En l’espèce, [W] [M] déclare que, chauffeur routier depuis 2014 moyennant le versement d’un salaire mensuel net de 1.900 €, il a été licencié suite au vol de son permis de conduire en 2021 et, entre septembre 2022 et février 2023, qu’il n’a perçu aucune indemnité chômage, ce qui explique les impayés locatifs. Il précise qu’il a pu reprendre le paiement, après trouvé un nouveau poste dans le cadre d’un contrat à durée déterminée. Il ajoute que, se retrouvant à nouveau sans emploi, il se trouve à nouveau à la recherche d’un et perçoit 680 € par mois d’indemnité chômage.
Il justifie avoir déposé une demande de logement social le 17 avril 2024 et être accompagné par le service social de la maison du RHONE de [Localité 8].
Dans ces circonstances, si la situation personnelle de [W] [M] est difficile, les recherches de logement justifiées, alors qu’il a dans les faits, depuis le jugement du 23 juin 2023, déjà bénéficié de larges délais pour quitter le logement et que la dette locative (de 9.514,18 € au 11 octobre 2024) a presque triplé, sont insuffisants pour établir sa bonne volonté en tant qu’occupant des lieux, élément indispensable pour justifier l’octroi de délais. De surcroît, cette situation ne saurait justifier son maintien dans les lieux au détriment du propriétaire légitime. Il ne peut en effet être imposé au bailleur le risque d’aggravation de la dette locative, déjà très importante.
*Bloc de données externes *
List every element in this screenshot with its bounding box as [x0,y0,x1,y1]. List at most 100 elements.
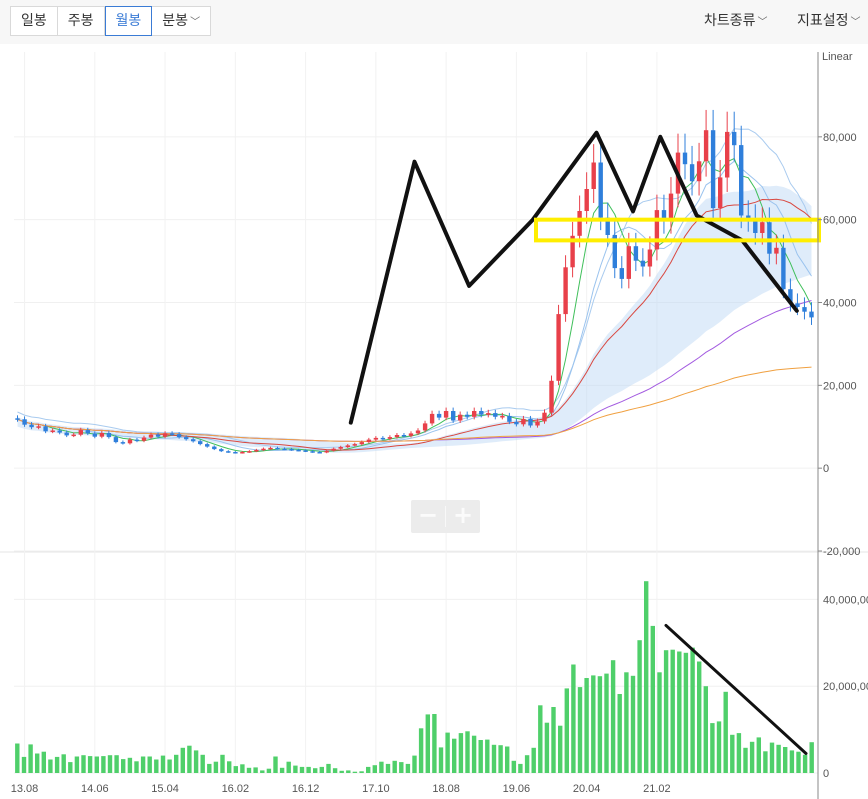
candle-body [352,444,357,446]
volume-bar [332,768,338,773]
candle-body [781,247,786,290]
volume-bar [518,763,523,773]
candle-body [507,416,512,422]
volume-bar [260,770,265,773]
volume-bar [346,770,351,773]
candle-body [92,433,97,437]
candle-body [212,446,217,450]
candle-body [591,162,596,189]
candle-body [486,413,491,415]
volume-bar [200,754,205,773]
volume-bar [657,672,662,773]
zoom-in-button[interactable]: + [446,500,480,533]
candle-body [703,130,709,162]
zoom-out-button[interactable]: − [411,500,445,533]
volume-bar [220,754,225,773]
candle-body [71,434,76,437]
tab-minute[interactable]: 분봉 ﹀ [152,7,210,35]
volume-bar [279,767,285,773]
volume-bar [558,725,563,773]
volume-bar [730,734,735,773]
volume-bar [101,756,106,773]
volume-bar [412,755,417,773]
candle-body [472,411,477,417]
tab-weekly[interactable]: 주봉 [58,7,105,35]
volume-bar [703,686,708,773]
volume-bar [273,756,278,773]
chevron-down-icon: ﹀ [850,17,861,28]
volume-bar [564,688,569,773]
x-tick-label: 21.02 [643,783,671,795]
volume-bar [723,691,728,773]
candle-body [247,451,252,453]
candle-body [331,448,336,451]
chart-type-label: 차트종류 [704,13,756,29]
period-tabs: 일봉 주봉 월봉 분봉 ﹀ [10,6,212,36]
volume-bar [366,766,371,773]
candle-body [373,437,379,440]
x-tick-label: 20.04 [573,783,601,795]
candle-body [184,437,189,440]
volume-bar [140,756,146,773]
candle-body [710,130,716,209]
candle-body [542,412,547,422]
volume-bar [478,740,483,773]
volume-bar [591,675,596,773]
candle-body [549,380,554,413]
price-tick-label: 80,000 [823,132,857,144]
volume-bar [425,714,430,773]
candle-body [774,247,779,254]
volume-bar [544,722,550,773]
volume-bar [485,739,490,773]
volume-bar [491,744,497,773]
volume-bar [710,723,715,773]
volume-bar [471,735,477,773]
x-tick-label: 14.06 [81,783,109,795]
volume-bar [637,640,642,773]
volume-bar [432,714,437,773]
volume-bar [121,759,126,773]
indicator-settings-menu[interactable]: 지표설정 ﹀ [797,10,861,30]
volume-bar [458,733,464,773]
volume-bar [756,737,761,773]
candle-body [240,452,245,454]
candle-body [689,164,695,182]
volume-bar [127,757,133,773]
candle-body [113,437,119,443]
candle-body [254,449,259,452]
chart-grid [0,52,868,774]
volume-bar [802,754,808,773]
tab-monthly[interactable]: 월봉 [104,6,153,36]
chart-type-menu[interactable]: 차트종류 ﹀ [704,10,768,30]
volume-bar [438,747,444,773]
candle-body [191,439,196,442]
volume-bar [749,741,755,773]
volume-bar [736,733,742,773]
volume-bar [392,760,397,773]
volume-bar [379,761,384,773]
volume-bar [299,766,305,773]
candle-body [401,435,407,437]
candle-body [366,439,372,443]
tab-daily[interactable]: 일봉 [11,7,58,35]
volume-bar [663,650,669,773]
price-tick-label: 40,000 [823,298,857,310]
candle-body [598,162,603,218]
volume-bar [697,661,702,773]
candle-body [535,421,540,426]
candle-body [696,161,702,182]
candle-body [99,433,105,437]
candle-body [465,414,470,417]
volume-bar [610,660,616,773]
volume-bar [763,751,768,773]
candle-body [85,430,90,434]
stock-chart[interactable]: 80,000 60,000 40,000 20,000 0 -20,000 40,000,0… [0,44,868,799]
candle-body [43,426,48,432]
x-tick-label: 13.08 [11,783,39,795]
candle-body [22,419,27,425]
candle-body [429,413,435,424]
volume-tick-label: 20,000,000 [823,681,868,693]
candle-body [647,249,653,267]
candle-body [422,423,428,431]
candle-body [50,430,55,432]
Dans ces conditions, la demande de délais formée par [W] [M] sera rejetée.
Sur les demandes accessoires
En application des articles 696 et 700 du code de procédure civile, la partie perdante est condamnée aux dépens et à payer à l’autre partie une somme que le juge détermine, au titre des frais exposés et non compris dans les dépens. Le juge tient compte de l’équité ou de la situation économique de la partie condamnée.
[W] [M], bénéficiant de l’aide juridictionnelle totale, succombe. Il s’ensuit qu’il y a lieu de laisser les dépens de l’instance à la charge de l’Etat.
L’équité et les situations économiques respectives des parties commandent de ne pas faire application de l’article 700 du code de procédure civile et de débouter la société IMMOBILIERE RHONE ALPES de sa demande à ce titre.
Il sera rappelé que la présente décision est exécutoire par provision de plein droit.
PAR CES MOTIFS
Le juge de l’exécution, statuant publiquement par jugement mis à disposition au greffe, contradictoire et en premier ressort,
Déboute [W] [M] de sa demande aux fins de voir annuler le commandement de quitter les lieux délivré le 20 mars 2024 par la société IMMOBILIERE RHONE ALPES ;
Rejette la demande de délais de [W] [M] pour restituer le logement actuellement occupé au [Adresse 7] à [Localité 10] ;
Rejette la demande formée par la société IMMOBILIERE RHONE ALPES au titre des dispositions de l’article 700 du code de procédure civile ;
Laisse les dépens de l’instance à la charge de l’Etat ;
Rappelle le caractère exécutoire par provision de plein droit de la présente décision, par application des dispositions de l’article R 121-21 du code des procédures civiles d’exécution ;
En foi de quoi, le présent jugement a été signé aux jour et lieu susdits par le greffier et le juge de l’exécution.